Blog consacré aux littératures africaine et caribéenne. En sommeil depuis octobre 2010.

jeudi 13 août 2009

Quelques romans de la rentrée littéraire 2009


Il est temps pour moi de prendre des vacances
que, selon la formule consacrée, je juge « bien méritées »… Mais pour ne pas partir comme un voleur, je vous soumets quelques propositions de lectures : parmi la vague de romans annoncés pour la rentrée littéraire, en voici trois dont les échos – de bons échos, autant le dire – sont parvenus jusqu’à mes oreilles.

Haïti est à l’honneur, avec Yanvalou pour Charlie, de Lyonel Trouillot, et L’Enigme du retour, de Dany Laferrière, roman écrit en vers libres. Le troisième est Passage des larmes, de l’écrivain djiboutien Abdourahman Waberi.

Yanvalou pour Charlie
de Lyonel Trouillot
Actes Sud, 2009
176 p., 18 euros
A paraître le 19 août

Présentation de l’éditeur :
Au prix du cynisme, Mathurin D. Saint-Fort a cru pouvoir effacer de sa mémoire les souffrances d'un passé qu'il s'emploie à renier pour se placer toujours davantage du bon côté de l'existence. Jusqu'au jour où fait irruption dans la vie de l'avocat ambitieux qu'il est devenu, un adolescent loqueteux.
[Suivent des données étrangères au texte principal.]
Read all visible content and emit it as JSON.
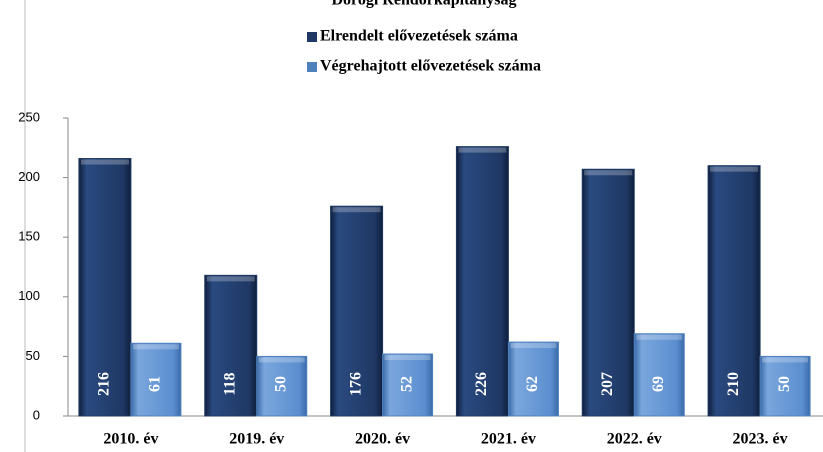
{
  "chart_data": {
    "type": "bar",
    "title": "Dorogi Rendőrkapitányság",
    "categories": [
      "2010. év",
      "2019. év",
      "2020. év",
      "2021. év",
      "2022. év",
      "2023. év"
    ],
    "series": [
      {
        "name": "Elrendelt elővezetések száma",
        "color": "#1f3864",
        "values": [
          216,
          118,
          176,
          226,
          207,
          210
        ]
      },
      {
        "name": "Végrehajtott elővezetések száma",
        "color": "#4f81bd",
        "values": [
          61,
          50,
          52,
          62,
          69,
          50
        ]
      }
    ],
    "ylim": [
      0,
      250
    ],
    "yticks": [
      0,
      50,
      100,
      150,
      200,
      250
    ],
    "legend": "top"
  }
}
Charlie, en absolue détresse, vient lui demander de l'aide au nom des attachements de jadis.




L’Enigme du retour
de Dany Laferrière
Grasset, 2009
300 p., 18 euros
A paraître le 2 septembre

Présentation de l’éditeur :
On retrouve dans ce livre le personnage de l'écrivain qui ne fait apparemment rien que prendre des bains dans son appartement à Montréal. Un matin, on lui téléphone : son père vient de mourir. Son père qui avait été exilé d'Haïti par le dictateur Papa Doc, comme le narrateur, des années plus tard, l'avait été par son fils, le non moins dictatorial Bébé Doc. C'est l'occasion pour lui d'un voyage initiatique à rebours. Il part d'abord vers le Nord, comme s'il voulait paradoxalement fuir son passé, puis gagne Haïti pour les funérailles de son père. Accompagné d'un neveu, il parcourt son île natale dans un périple doux et grave, rêveur et plein de charme, qui le mène sur les traces de son passé, de ses origines. Mais revient-on jamais chez soi ?


Passage des larmes
d’Abdourahman A. Waberi
JC Lattès, 2009
250 p., 17 euros
A paraître le 26 août

Présentation de l’éditeur :
Djibril a quitté Djibouti depuis de longues années. A Montréal, il est devenu un homme neuf : le pays de son enfance n’est plus pour lui qu’une terre étrangère, poussiéreuse, un terrain vague. Employé par une agence de renseignement, il doit pourtant y retourner pour une mission de quelques jours. Djibouti est devenu un enjeu géostratégique majeur : la France, les Etats-Unis, Dubaï, les islamistes se disputent ce morceau de basalte. Les plaies s’ouvrent, les fantômes des siens viennent le hanter, son enquête piétine. Chaque jour, il se laisse entraîner sur les chemins dangereux de la mémoire. De sa prison cachée sur les îlots du Diable, au large de Djibouti, Djamal, le frère jumeau de Djibril, a appris le retour de son aîné prodigue : il le suit en pensée où qu’il aille, l’interpelle, ne le laisse pas en paix. On ne revient pas impunément sur les traces de son passé.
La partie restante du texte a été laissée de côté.